= Yao's test =

Cryptographical test for pseudo-randomness

In cryptography and the theory of computation, Yao's test is a test defined by Andrew Chi-Chih Yao in 1982, against pseudo-random sequences. A sequence of words passes Yao's test if an attacker with reasonable computational power cannot distinguish it from a sequence generated uniformly at random.

== Formal statement ==

=== Boolean circuits ===
Let $P$ be a polynomial, and $S=\{S_k\}_k$ be a collection of sets $S_k$ of $P(k)$-bit long sequences, and for each $k$, let $\mu_k$ be a probability distribution on $S_k$, and $P_C$ be a polynomial. A predicting collection $C=\{C_k\}$ is a collection of boolean circuits of size less than $P_C(k)$. Let $p_{k,S}^C$ be the probability that on input $s$, a string randomly selected in $S_k$ with probability $\mu(s)$, $C_k(s)=1$, i.e.

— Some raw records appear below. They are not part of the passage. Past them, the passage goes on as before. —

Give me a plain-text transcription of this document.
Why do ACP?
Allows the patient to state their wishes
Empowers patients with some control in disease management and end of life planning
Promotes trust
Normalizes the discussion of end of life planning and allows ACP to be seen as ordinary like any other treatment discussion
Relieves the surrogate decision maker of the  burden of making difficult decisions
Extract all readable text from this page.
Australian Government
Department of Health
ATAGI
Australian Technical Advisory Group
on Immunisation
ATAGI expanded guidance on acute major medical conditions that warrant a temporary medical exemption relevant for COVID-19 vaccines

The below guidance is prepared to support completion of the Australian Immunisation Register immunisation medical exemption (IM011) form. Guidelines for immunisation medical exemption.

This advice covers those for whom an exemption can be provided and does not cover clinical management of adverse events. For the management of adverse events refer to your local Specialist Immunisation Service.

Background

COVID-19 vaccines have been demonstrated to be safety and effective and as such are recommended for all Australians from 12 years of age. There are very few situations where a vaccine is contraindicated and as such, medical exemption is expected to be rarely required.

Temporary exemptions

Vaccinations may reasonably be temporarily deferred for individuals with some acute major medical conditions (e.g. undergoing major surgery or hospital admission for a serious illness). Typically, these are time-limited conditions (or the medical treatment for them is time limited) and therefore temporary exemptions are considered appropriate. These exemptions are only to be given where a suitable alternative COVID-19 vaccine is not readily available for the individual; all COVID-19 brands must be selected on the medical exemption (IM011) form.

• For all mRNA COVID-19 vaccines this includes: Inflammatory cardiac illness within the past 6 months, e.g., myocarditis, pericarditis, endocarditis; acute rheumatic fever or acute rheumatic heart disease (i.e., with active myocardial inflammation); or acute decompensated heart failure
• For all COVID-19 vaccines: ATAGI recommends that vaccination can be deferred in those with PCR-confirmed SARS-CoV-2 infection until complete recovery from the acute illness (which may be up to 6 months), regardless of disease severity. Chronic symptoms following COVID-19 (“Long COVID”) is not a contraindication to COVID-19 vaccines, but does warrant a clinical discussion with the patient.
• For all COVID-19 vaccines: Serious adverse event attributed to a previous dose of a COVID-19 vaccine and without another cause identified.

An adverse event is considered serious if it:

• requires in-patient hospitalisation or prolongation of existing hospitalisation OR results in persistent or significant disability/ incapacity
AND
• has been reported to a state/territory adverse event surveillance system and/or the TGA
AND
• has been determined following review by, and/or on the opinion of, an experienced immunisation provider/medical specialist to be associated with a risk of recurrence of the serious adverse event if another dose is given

$p_{k,S}^C={\mathcal P}[C_k(s)=1 | s\in S_k\text{ with probability }\mu_k(s)]$

Moreover, let $p_{k,U}^C$ be the probability that $C_k(s)=1$ on input $s$ a $P(k)$-bit long sequence selected uniformly at random in $\{0,1\}^{P(k)}$. We say that $S$ passes Yao's test if for all predicting collection $C$, for all but finitely many $k$, for all polynomial $Q$ :

$|p_{k,S}^C-p_{k,U}^C|<\frac{1}{Q(k)}$

=== Probabilistic formulation ===
As in the case of the next-bit test, the predicting collection used in the above definition can be replaced by a probabilistic Turing machine, working in polynomial time. This also yields a strictly stronger definition of Yao's test (see Adleman's theorem). Indeed, one could decide undecidable properties of the pseudo-random sequence with the non-uniform circuits described above, whereas BPP machines can always be simulated by exponential-time deterministic Turing machines.